Create an Inbound Route to match the DID that will be presented when the call comes in.
Note that forwarding port 5060 for everyone creates a serious security risk and I do not recommend it.
If you really need to allow calls from anyone, you may wish to follow this guide from Ward Mundy, which will allow you to receive inbound calls from unknown peers via VOIP.ms:
My sip.conf is the vanilla freePBX one - as for entries in other places - I keep fiddling with them to try different things I find on the net (e.g. host=dynamic, etc.).
I know the system works fine if I ‘Allow anonymous’ - but would like the end result to be secure, so have been trying combinations that only allow a connection via an authorised account. i.e.
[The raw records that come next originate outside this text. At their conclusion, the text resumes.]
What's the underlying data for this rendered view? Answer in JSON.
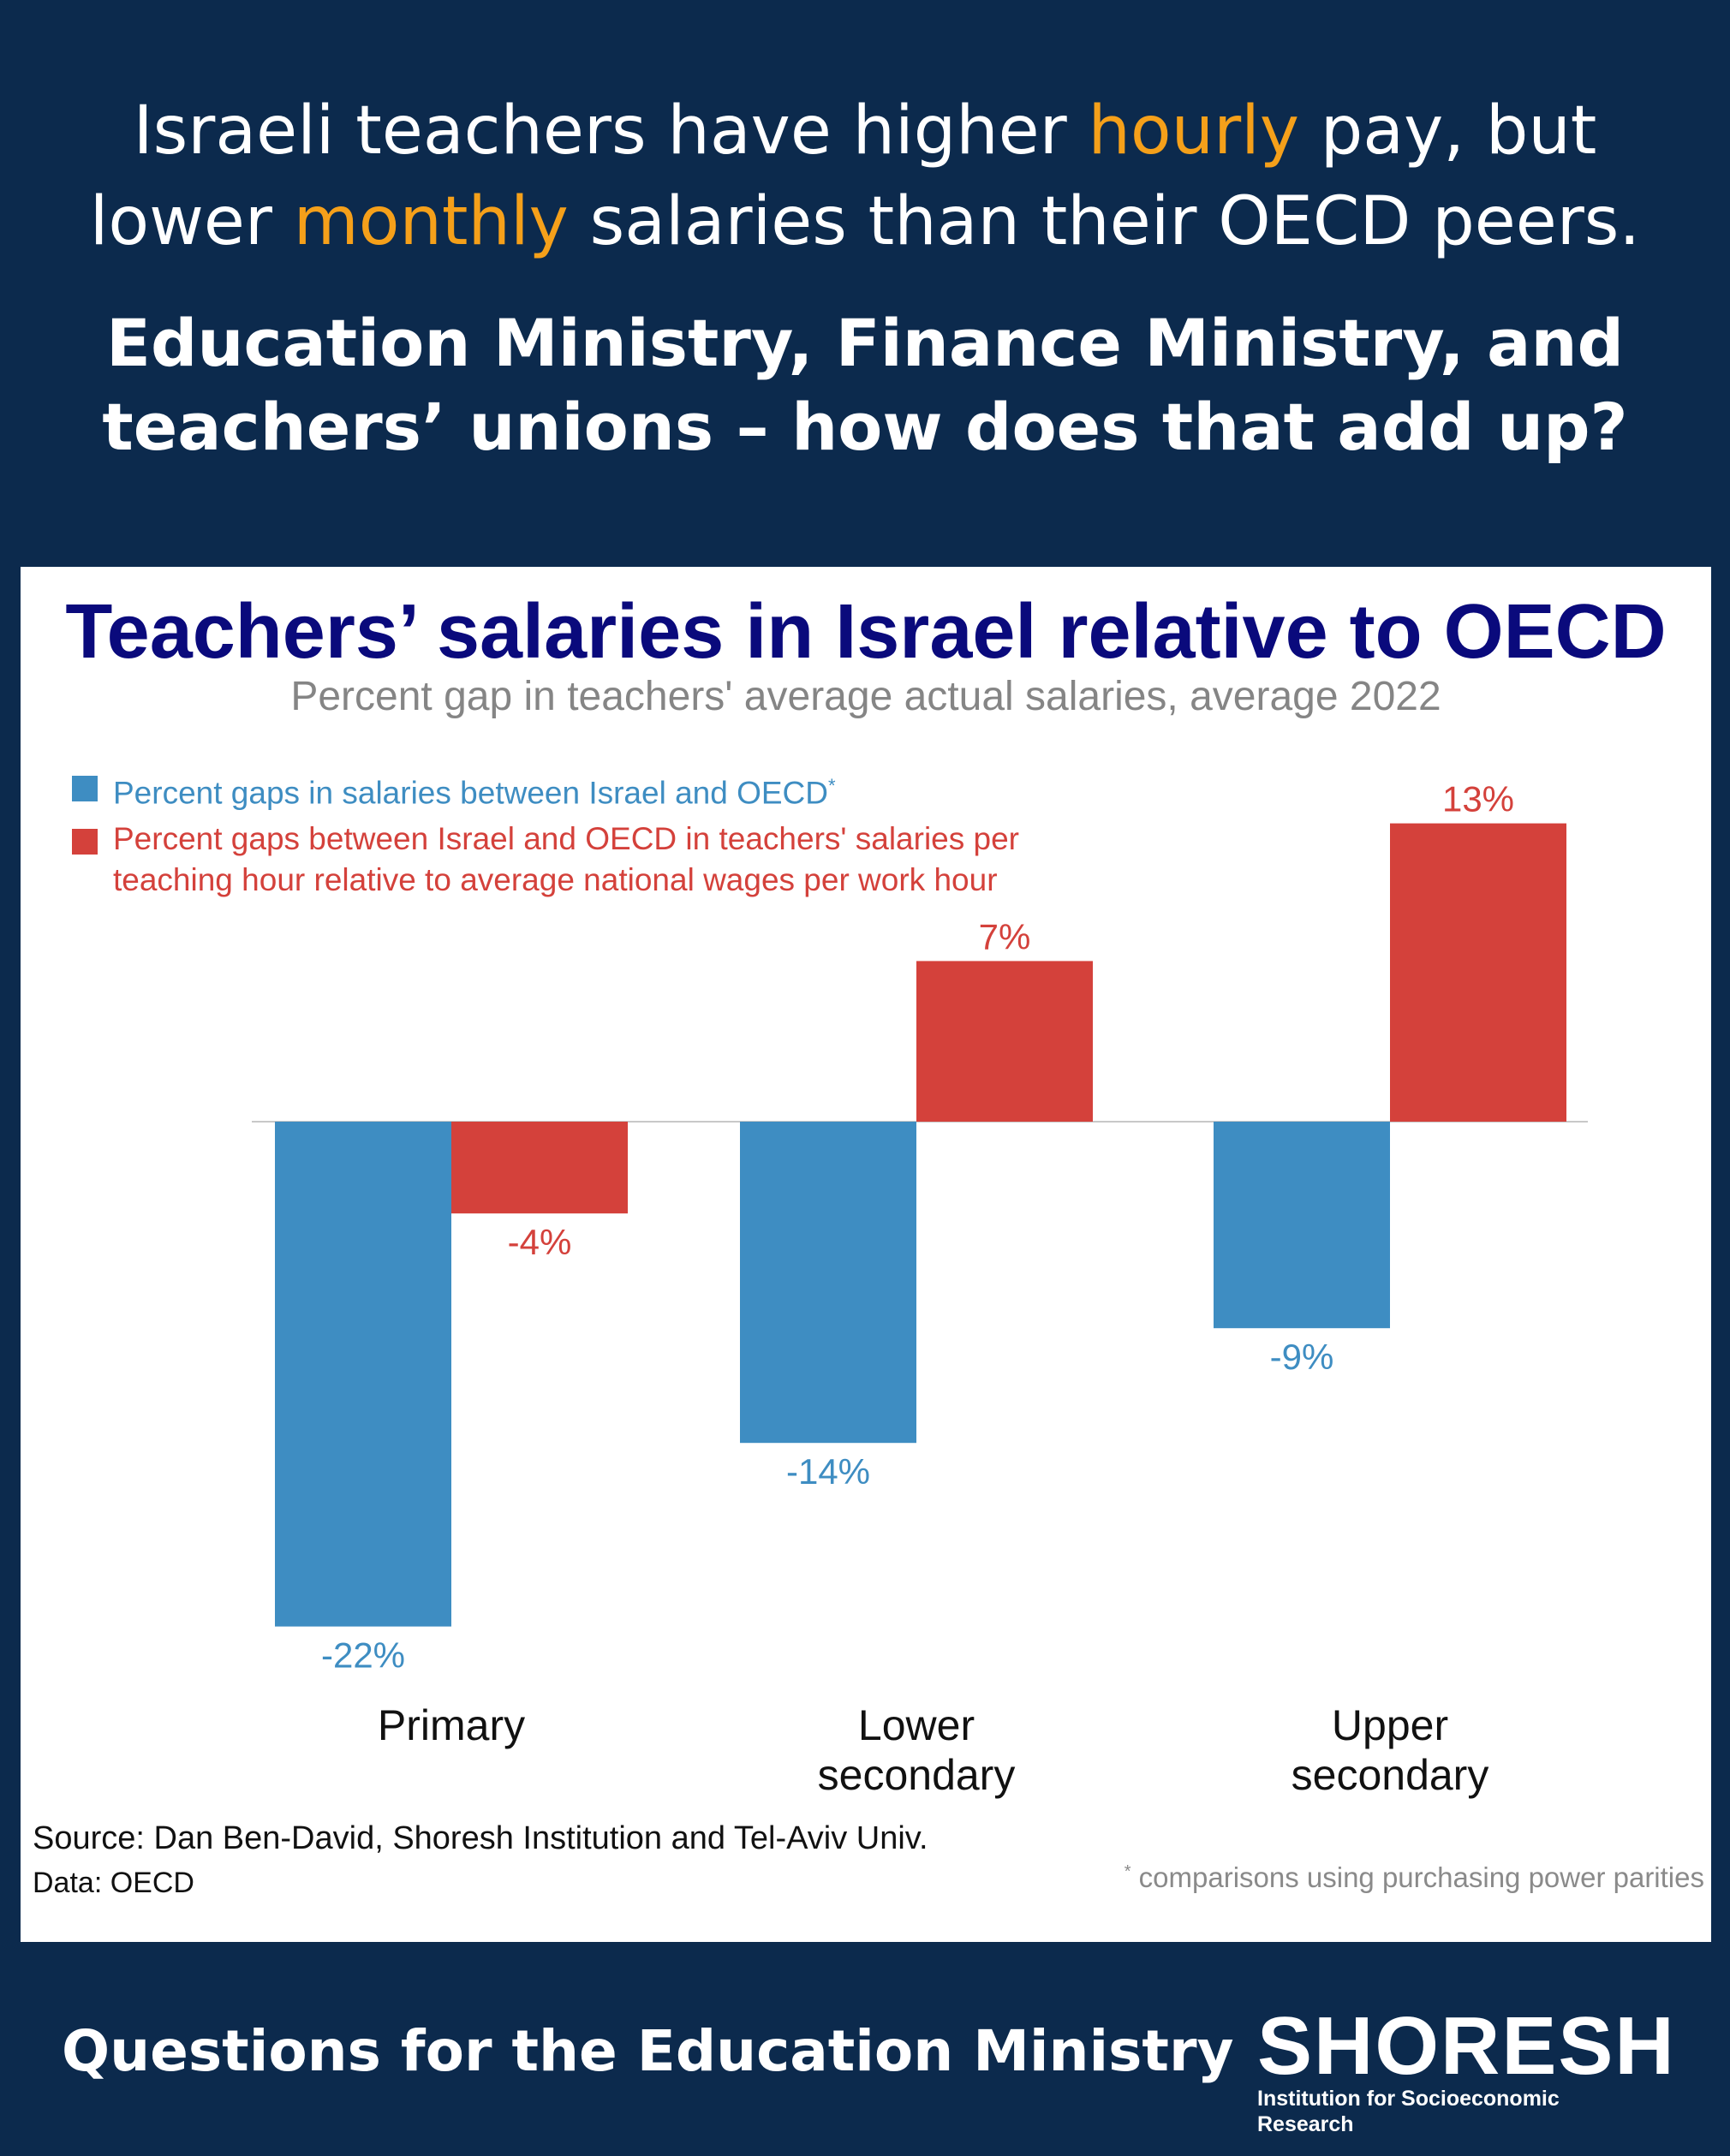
{
  "header": {
    "line1_a": "Israeli teachers have higher ",
    "line1_hl": "hourly",
    "line1_b": " pay, but",
    "line2_a": "lower ",
    "line2_hl": "monthly",
    "line2_b": " salaries than their OECD peers.",
    "highlight_color": "#f5a01a",
    "subhead_line1": "Education Ministry, Finance Ministry, and",
    "subhead_line2": "teachers’ unions – how does that add up?"
  },
  "chart_data": {
    "type": "bar",
    "title": "Teachers’ salaries in Israel relative to OECD",
    "subtitle": "Percent gap in teachers' average actual salaries, average 2022",
    "categories": [
      [
        "Primary"
      ],
      [
        "Lower",
        "secondary"
      ],
      [
        "Upper",
        "secondary"
      ]
    ],
    "series": [
      {
        "name": "Percent gaps in salaries between Israel and OECD",
        "name_marker": "*",
        "color": "#3e8dc2",
        "values": [
          -22,
          -14,
          -9
        ],
        "labels": [
          "-22%",
          "-14%",
          "-9%"
        ]
      },
      {
        "name_lines": [
          "Percent gaps between Israel and OECD in teachers' salaries per",
          "teaching hour relative to average national wages per work hour"
        ],
        "color": "#d4413b",
        "values": [
          -4,
          7,
          13
        ],
        "labels": [
          "-4%",
          "7%",
          "13%"
        ]
      }
    ],
    "ylim": [
      -25,
      16
    ],
    "grid": false,
    "legend_position": "top-left"
  },
  "notes": {
    "source": "Source: Dan Ben-David, Shoresh Institution and Tel-Aviv Univ.",
    "data": "Data: OECD",
    "footnote_marker": "*",
    "footnote": " comparisons using purchasing power parities"
  },
  "footer": {
    "title": "Questions for the Education Ministry",
    "logo_word": "SHORESH",
    "logo_tagline": "Institution for Socioeconomic Research"
  }
}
I’d like to reject all anonymous calls unless accompanied by a valid username:password combination. Is that doable?
Interesting that FreePBX looks for a peer in the name of the originating number (014238238238) in my example. Why does it not look for one in the name of 443333333333 (which makes more sense to me because the former can be anything and the latter can only be what I expect)??
He’s already allowing calls form anonymous peers. He wants to disable this whilst still allowing calls from the address block used by his ITSP. He claims the ITSP is authenticating calls to him, but I find that very unlikely.
You should never be guessing at the setting of host=dynamic. I’ve never heard of an ITSP that would require it.
[quote=“MangledMind, post:5, topic:24717, full:true”]I know the system works fine if I ‘Allow anonymous’ - but would like the end result to be secure, so have been trying combinations that only allow a connection via an authorised account. i.e. I’d like to reject all anonymous calls unless accompanied by a valid username:password combination. Is that doable?
[/quote]
Yes, but the peer has to send an id and password, which is rather unlikely.
Because that number is the destination number, i.e. the DID number, not the identity of the entity that is trying to authenticate. If you had true DID, you could have thousands of possible values for this number.
It does look as though they are passing a password, which is unusual, unless they are simply reflecting the contact address you gave when you registered. If they were really authenticating with you, I would expect a separate MD5 authentication exchange.
I think you will need to allow guests, but restrict the address range in your firewall.
All that means is that it wasn’t rejected for security reasons. The decision to output that message is made after the end of processing the INVITE request, not at the point of authentication.
The more I investigate this the more confusing it becomes. Here’s my take…
I can get this to work if I turn allow anonymous on. Let’s say this is okay because anonymous means that the caller is not known by IP - and this is true when the caller can have any one of 2048
Now, we know a valid call from my ITSP authenticates - logically that should be our basis for accepting/rejecting the call, but it appears there is no provision for this case (shame).
So, we create an inbound trunk and route combo that includes a requirement to match on DID (OKUSER) and deny 0.0.0.0 and permit all known IP addresses.
Fine - that works, and can be routed to the appropriate IVR/extensions etc.
So what’s the problem, then?
Plenty of incoming calls (e.g. from ‘friendly scanner’ and other hackers) seem to fall into call contexts like from-trunk and ext-did. However, these calls have no defined context - so really should not get in this far. Moreover, in an attempt to see if earlier rejection is possible, an inbound trunk ‘Bogus’ was created as a catch all that just goes to hangup. This seems to remain unused.
I remain utterly baffled why I cannot permit one legitimate, authenticated, inbound route and reject all others through making a few logical and simple settings.